The derivative of $σ(W_0 \times x_0)$, using the chain rule and the derivative of $\frac{dσ}{dx}=σ'$, is $σ'(W_0 \times x_0) \times W_0$.

Applying this again for $W_1 \times σ(W_0 \times x_0)$, we get $W_1 \times σ'(W_0 \times x_0) \times W_0$.

Again: $\frac{d}{d x_0} σ(W_1 \times σ(W_0 \times x_0))=σ'(W_1 \times σ(W_0 \times x_0)) \times W_1 \times σ'(W_0 \times x_0) \times W_0$.

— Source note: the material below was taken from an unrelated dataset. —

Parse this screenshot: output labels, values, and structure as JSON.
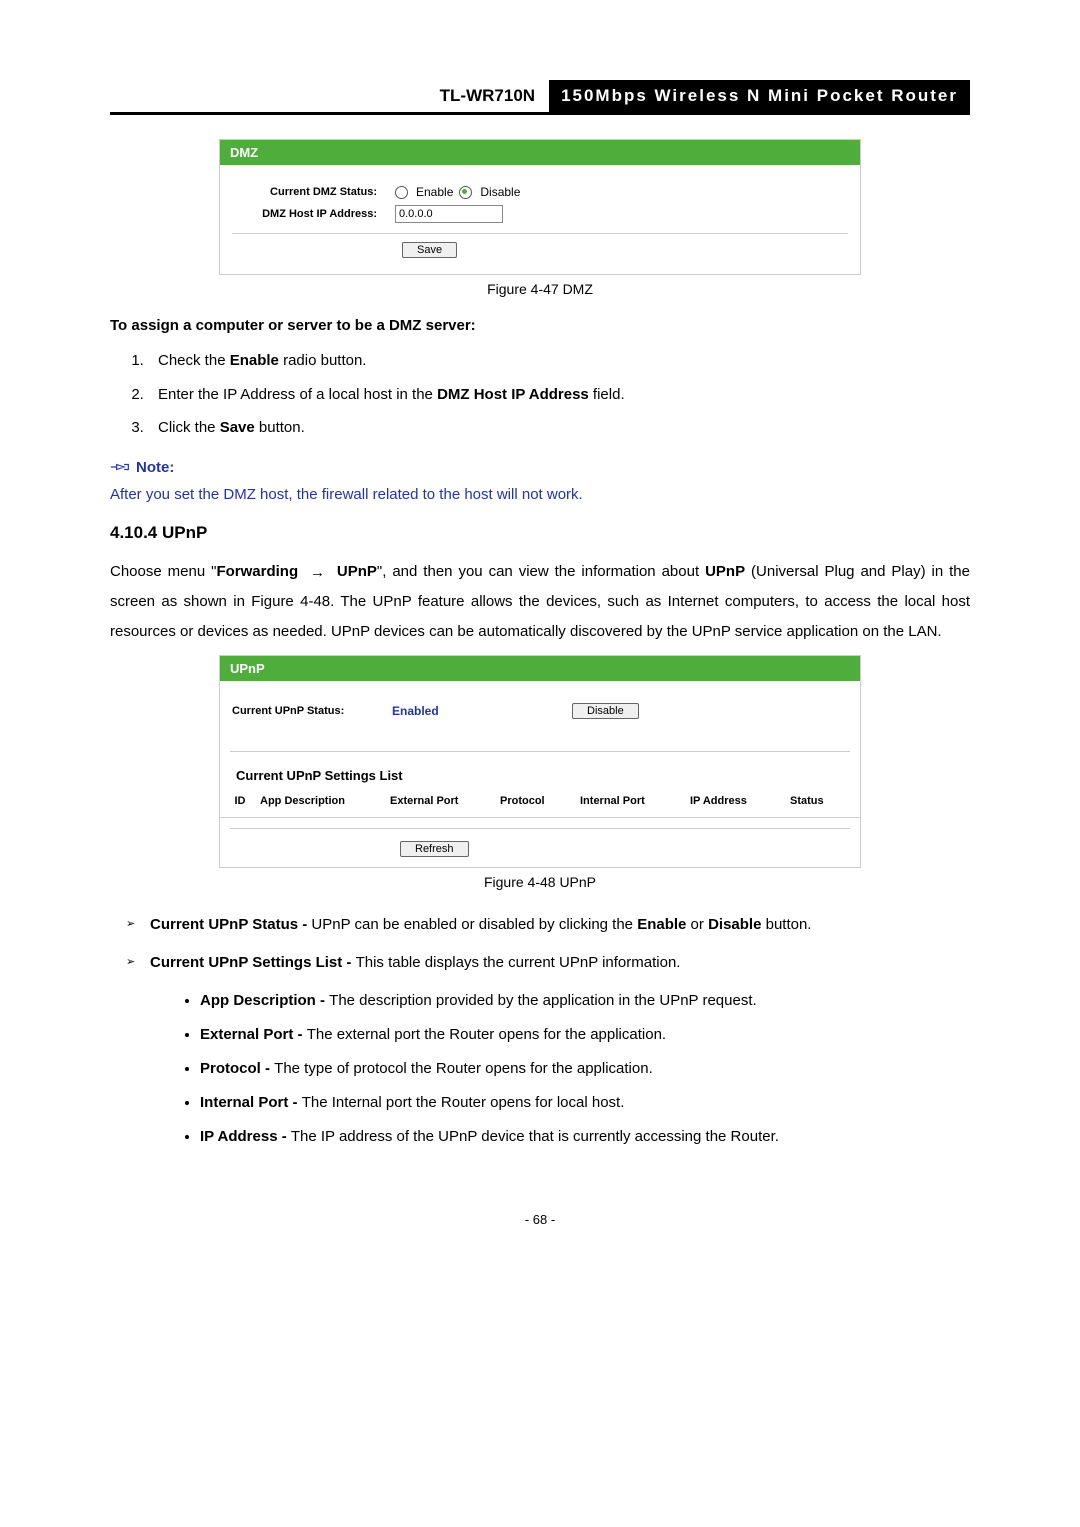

And finally: $\frac{d}{d x_0} W_2 \times σ(W_1 \times σ(W_0 \times x_0))=W_2 \times σ'(W_1 \times σ(W_0 \times x_0)) \times W_1 \times σ'(W_0 \times x_0) \times W_0$.

Then the formula for computing $\frac{d f}{d x_0}$ is $W_2 \times \prod_{l=0}^{m-1} σ'(z_{l+1}) \times W_l$, where $m$ is the number of matrices, and $\prod$ is left matrix multiplication.